Lessons learned #3: what to do when it happened?

Most important: do not try to simply „cover up“ or „hush up“. This is a
security incident; sweeping it under the carpet just makes you lose trust
entirely. Updates won’t work without uninstall/reinstall, so folks will
notice anyway (except on Google Play Store, which re-signs the APKs). Rather
be transparent about it:

• mention it in the release notes (and in the per-release changelogs if you
  use Fastlane or
  Triple-T).
• maybe have a short article on it (e.g. a public issue with your app’s
  repo, or a blog entry) explaining what happened, what you had to do and
  what you learned from it (so others can learn from it, too).
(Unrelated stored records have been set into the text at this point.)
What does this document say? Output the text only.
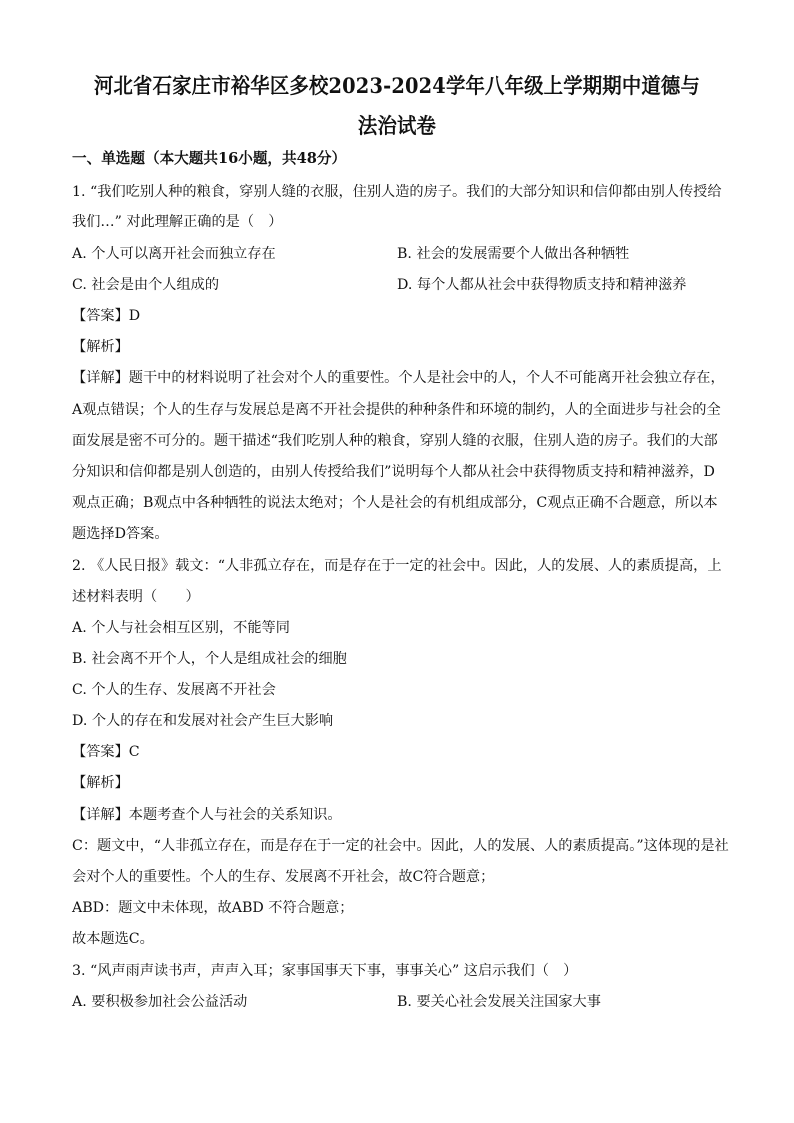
河北省石家庄市裕华区多校2023-2024学年八年级上学期期中道德与
法治试卷
一、单选题（本大题共16小题，共48分）
1. “我们吃别人种的粮食，穿别人缝的衣服，住别人造的房子。我们的大部分知识和信仰都由别人传授给
我们…” 对此理解正确的是（　）
A. 个人可以离开社会而独立存在	B. 社会的发展需要个人做出各种牺牲
C. 社会是由个人组成的	D. 每个人都从社会中获得物质支持和精神滋养
【答案】D
【解析】
【详解】题干中的材料说明了社会对个人的重要性。个人是社会中的人，个人不可能离开社会独立存在，
A观点错误；个人的生存与发展总是离不开社会提供的种种条件和环境的制约，人的全面进步与社会的全
面发展是密不可分的。题干描述“我们吃别人种的粮食，穿别人缝的衣服，住别人造的房子。我们的大部
分知识和信仰都是别人创造的，由别人传授给我们”说明每个人都从社会中获得物质支持和精神滋养，D
观点正确；B观点中各种牺牲的说法太绝对；个人是社会的有机组成部分，C观点正确不合题意，所以本
题选择D答案。
2. 《人民日报》载文：“人非孤立存在，而是存在于一定的社会中。因此，人的发展、人的素质提高，上
述材料表明（　　）
A. 个人与社会相互区别，不能等同
B. 社会离不开个人，个人是组成社会的细胞
C. 个人的生存、发展离不开社会
D. 个人的存在和发展对社会产生巨大影响
【答案】C
【解析】
【详解】本题考查个人与社会的关系知识。
C：题文中，“人非孤立存在，而是存在于一定的社会中。因此，人的发展、人的素质提高。”这体现的是社
会对个人的重要性。个人的生存、发展离不开社会，故C符合题意；
ABD：题文中未体现，故ABD 不符合题意；
故本题选C。
3. “风声雨声读书声，声声入耳；家事国事天下事，事事关心” 这启示我们（　）
A. 要积极参加社会公益活动	B. 要关心社会发展关注国家大事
• if you have some means to prove your identity (you’ve always signed your
  commits, you have some person to vouch for you, etc.), mention it with the
  release notes/article so everyone can verify. If you still have access to
  your old keystore but had to change it for some reason, provide an
  additional APK built from the same commit but signed with the old key,
  which would be a definite proof: the methods of verifying reproducible
  builds could be applied then to compare the two APKs – which then again
  should only differ in the signature.
• nobody was ever „born wise“ – we’re all students for all of our lives
  („who ceases to be a student, never was a student at all“). So yes, this
  is bad, and you might feel „ashamed“. But it shows character and
  establishes trust to stand by your mistakes, to admit them. That way
  people know you won’t „fool“ them and they can believe you.